Abstract

This investigation evaluated the effects of secondary alveolar bone grafting on subsequent maxillary growth in cleft patients. This was a retrospective longitudinal cephalometric study. Nineteen patients who had received secondary alveolar bone grafts were matched to a control sample by sex, cleft, availability of longitudinal records, and presurgical cranial base dimensions and growth direction. All patients had at least two lateral cephalometric radiographs before surgery and two radiographs after surgery. The records were obtained from the Longitudinal Growth Study of the Lancaster (Pennsylvania) Cleft Palate Clinic. All patients had received similar primary surgical procedures by the same surgeon, no orthopedics, and similar mixed-dentition orthodontics. Secondary alveolar bone grafting was the only surgical intervention different between the two groups.

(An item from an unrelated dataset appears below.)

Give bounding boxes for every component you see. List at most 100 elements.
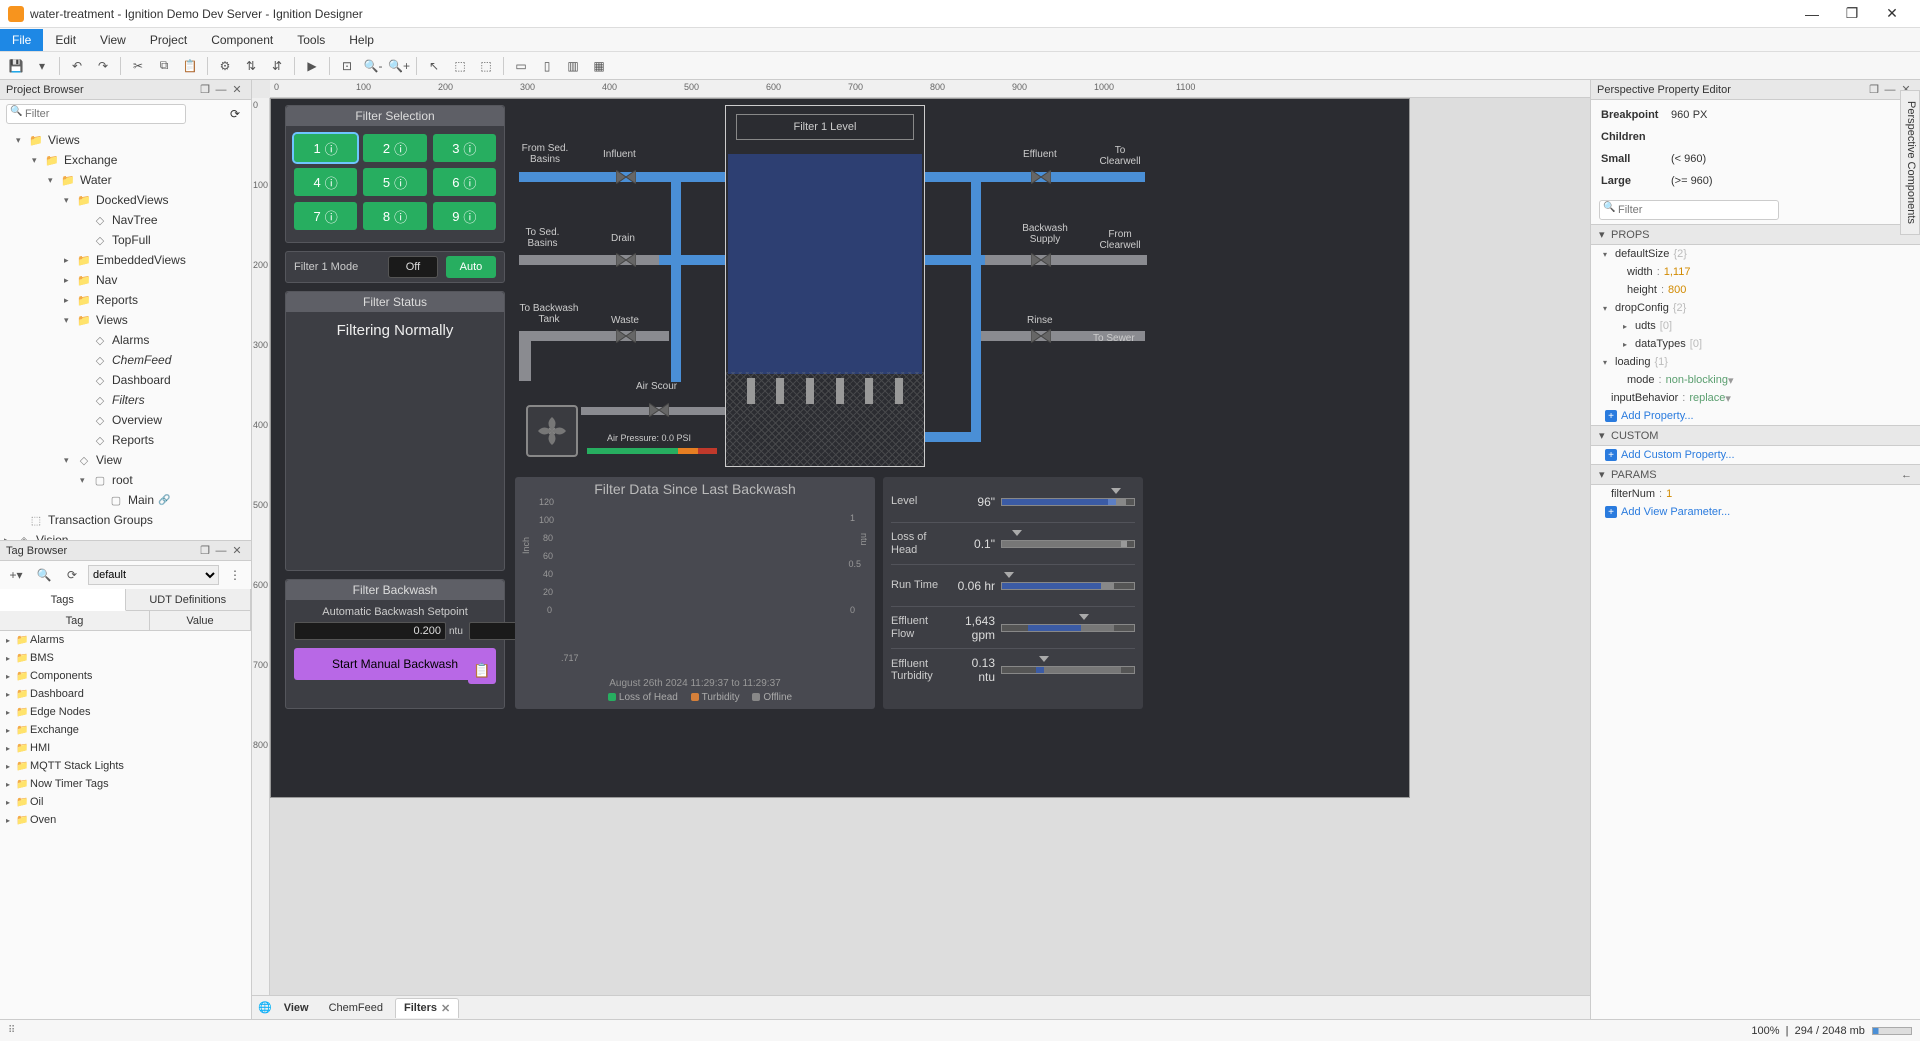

Six measures of maxillary sagittal and vertical growth were taken from 235 radiographs. Slopes of the regression lines for each growth dimension were compared between groups both pre- and postsurgically. There were no significant between-group differences in maxillary sagittal or vertical growth following the grafting procedure. Anterior maxillary vertical growth rates decreased in the grafted group when their pre- and postsurgical rates were compared. Several growth trends in the postsurgical period were found to be continuations of the rates documented presurgically and unrelated to the grafting procedure. When evaluated longitudinally, maxillary growth in patients having received secondary alveolar bone grafting did not differ from a group of matched controls.